One comes to the Bay Area and immediately thinks of the iconic Golden Gate Bridge. Yet, the Bay Bridge is by far the grander and more widely used. It is actually two different bridges. Both are stunning, and both built in eras when publicly-funded projects were embraced.


Bay Bridge 2.jpg


From San Francisco you embark upon the western span, a two-level suspension bridge, opened in 1936 (six months before the Golden Gate). It connects to the Yerba Buena and Treasure islands (where the Navy used to store its submarines’ nuclear missiles. Treasure Island houses ghostly abandoned naval facilities – an urban myth says it is still radioactive and contaminated from old chemical weapons. It also home to a couple of wineries. I know, right?!).  At night, you can see “the Bay Lights,” an art installation of 25,000 LEDs permanently placed on the suspension bridge’s cables. The lights are connected to a computer which produces a constantly changing and random pattern.  If you have a cocktail in San Francisco’s Embarcadero, the view is stunning.

Exiting a tunnel through Yerba Buena island, you are presented with a majestic feat of engineering. A single, tall suspension tower presides over the widest bridge in the world leading to a causeway extending onto the coast of Oakland.  It opened in 2013, to replace an older two-level bridge.
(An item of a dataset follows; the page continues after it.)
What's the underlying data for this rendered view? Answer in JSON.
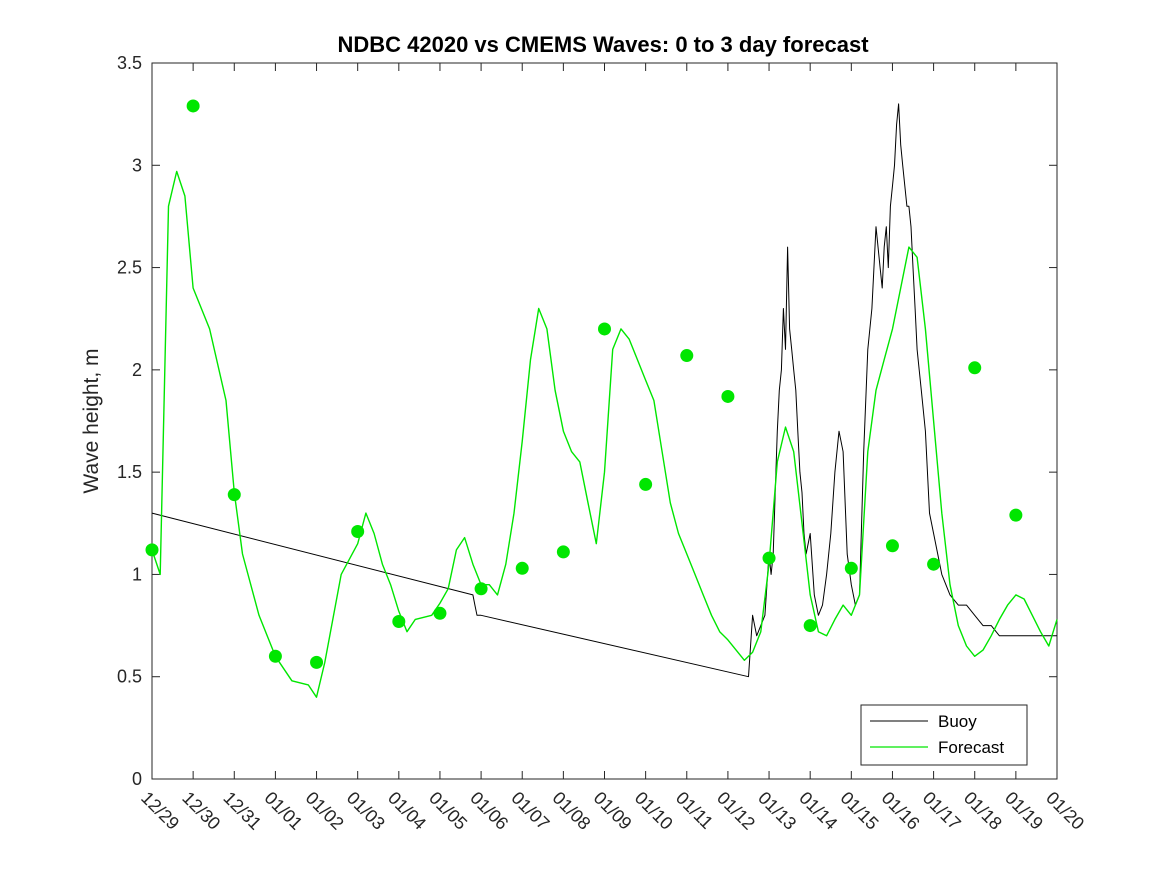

During the 1989 Loma Prieta earthquake, a section of the old upper deck had collapsed onto the lower deck.  There was much controversy during the new span’s design and construction, with significant overruns in time and cost. Unlike many federal projects which are “Made in America”, parts came from China, Japan and even Great Britain (which produced the “suspender saddles,” which sound like the kind of things Julian Hows would say can be purchased in specialist East London shops for discerning customers).  There were also problems with the bolts connecting the bridge to the columns holding it up. Some were overtightened on installation and could thus not be replaced. Imagine the usual Ikea conundrum but on a monumental scale.

 One warm evening a year or so after the new span opened, (yes Christine, it is not always raining in the Bay Area), Jirair Ratevosian and I drove his open-top Jeep across the bridge, with the lighted tower above us.  My arms waving above me into the lighted sky, I will never forget the awe and joy of this experience.

 It is unsatisfying to dismiss the bridge as a boundary between two starkly different AIDS epidemics. San Francisco is one of the most affluent cities in the world. The San Francisco AIDS Foundation, among other services, has a beautiful, calming drop-in center in the Castro called STRUT that provides HIV prevention, testing and care in a serene setting. It is really beginning to find its feet. Meanwhile, the Tenderloin district is home to some of the most vulnerable and marginalized. Basic services that are urgently needed by its residents are provided by a network of non-profit agencies, particularly the San Francisco Community Health Center. Oakland’s refined Montclair district and groovy downtown should not detract you from the racial disparity, poverty and basic health needs of East and West Oakland.  I am privileged to serve on the board of the Californian Prostitutes Education Project, who along with East Bay AIDS Project, WORLD and others, provide amazing services to people of color, regardless of gender, sexuality, or ability to pay.

 All of these wonderful agencies, and the passionate people who dedicate their lives to serve them, give a profound sense of what can be done. And the direction be to taken. Which is more than can be said of my driving. Just ask Christine.